Minimal normally generating subsets of minimal generating sets

Let $G$ be a finitely generated group. The weight $w(G)$ of $G$ is defined to be the minimum number of elements of $G$ whose normal closure in $G$ is the whole of $G$ (this is sometimes also called the normal rank). Obviously, $d(G^{\operatorname{ab}})\leq w(G) \leq d(G)$, where $d(G)$ is the rank of $G$.

A minimal generating set for $G$ does not necessarily contain a minimal normal generating set. The question is: does there always exist such a minimal generating set, i.e. one that realises the rank and contains a subset realising the weight?

If not, which conditions on $G$ would guarantee the existence of such a generating set?

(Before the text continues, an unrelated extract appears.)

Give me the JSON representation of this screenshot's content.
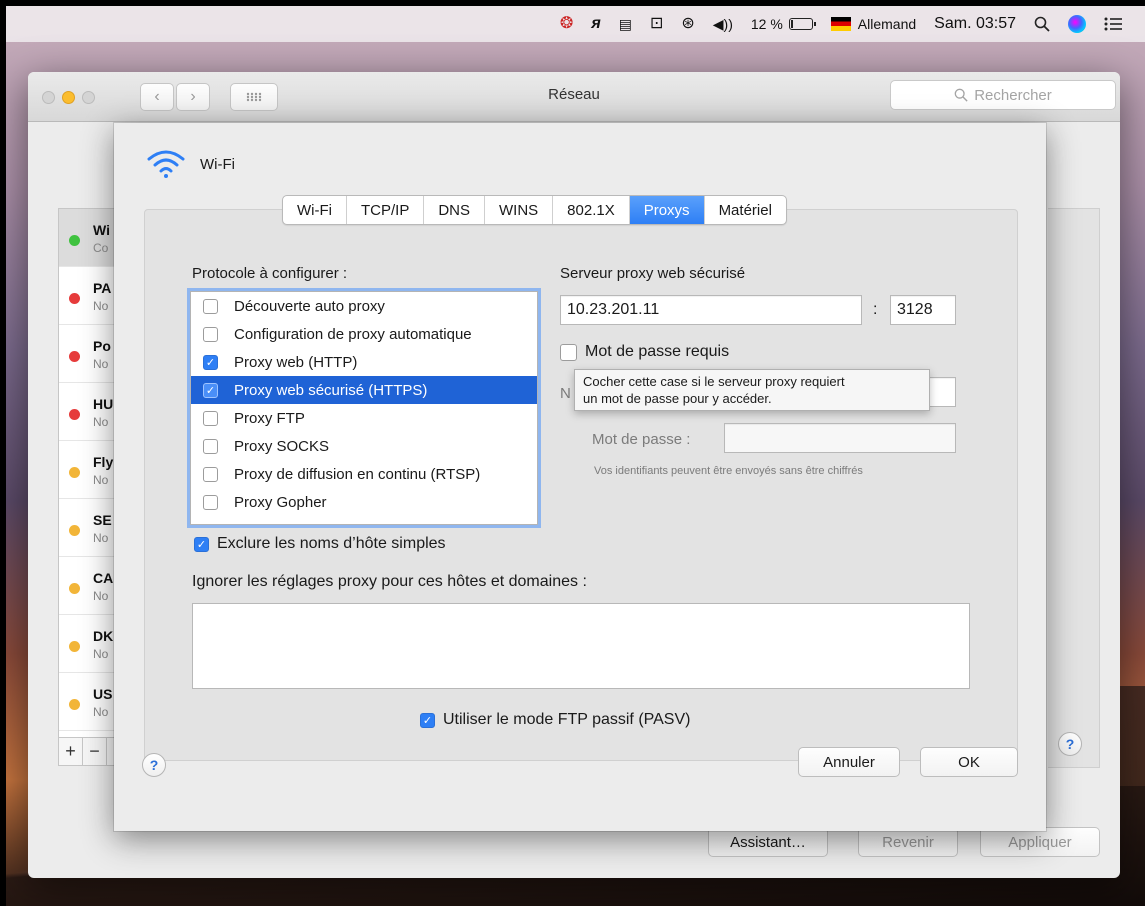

• When you say "minimal generating set", do you require it to realize the rank? – YCor Jan 18 '14 at 0:58
• @YvesCornulier Yes that is what I meant. I should have been clearer about that. – Tom Harris Jan 18 '14 at 12:34

A silly special case is a weight 1 group which is 2-generator. Since it is weight 1, its abelianization is cyclic. For any pair of generators, one may perform Nielsen transformations to get a pair of generators so that one of the generators generates the abelianization. This generator then must also be a normal generator, since if we kill it, we get a 1-generator group which has trivial abelianization, namely the trivial group.

• This shows more generally that is $w(G)\ge d(G)-1$ then the answer to the question is: yes, there exists a generating set of minimal size, containing a subset realizing the weight. – YCor Jan 18 '14 at 0:58

The answer is positive for finitely generated soluble groups. (And also for finitely generated simple groups, but it's easy!)

Claim. Let $$G$$ be a finitely generated soluble group. Then $$G$$ has a generating set with $$d(G)$$ elements which contains a subset with $$w(G)$$ elements whose normal closure is $$G$$.

Proof. Let $$W(G)$$ be the intersection of the maximal normal subgroups of $$G$$. It follows from the definition of $$W(G)$$ that a vector in $$G^n$$ with $$n \ge w(G)$$ normally generates $$G$$ if and only if its image under the natural map $$G \rightarrow \overline{G} \Doteq G/W(G)$$ normally generates $$\overline{G}$$. Let $$S$$ be a generating vector of $$G$$ of length $$d(G)$$. By [1, Folgerung 2.10 and Satz 6.4], the group $$\overline{G}$$ is Abelian and we have $$w(G) = w(G_{ab}) = w(\overline{G})$$. Thus we can find a Nielsen transformation $$\psi \in \text{Aut}(F_{d(G)})$$ such that the last $$d(G) - w(G)$$ components of $$S \cdot \psi$$ lie in $$W(G)$$ [2, Theorem 1.1]. By the previous remark, this means that the first $$w(G)$$ components of $$S \cdot \psi$$ normally generate $$G$$.

[1] R. Baer, "Der reduzierte Rang einer Gruppe", 1964.
[2] D. Oancea, "A note on Nielsen equivalence in finitely generated abelian groups", 2011.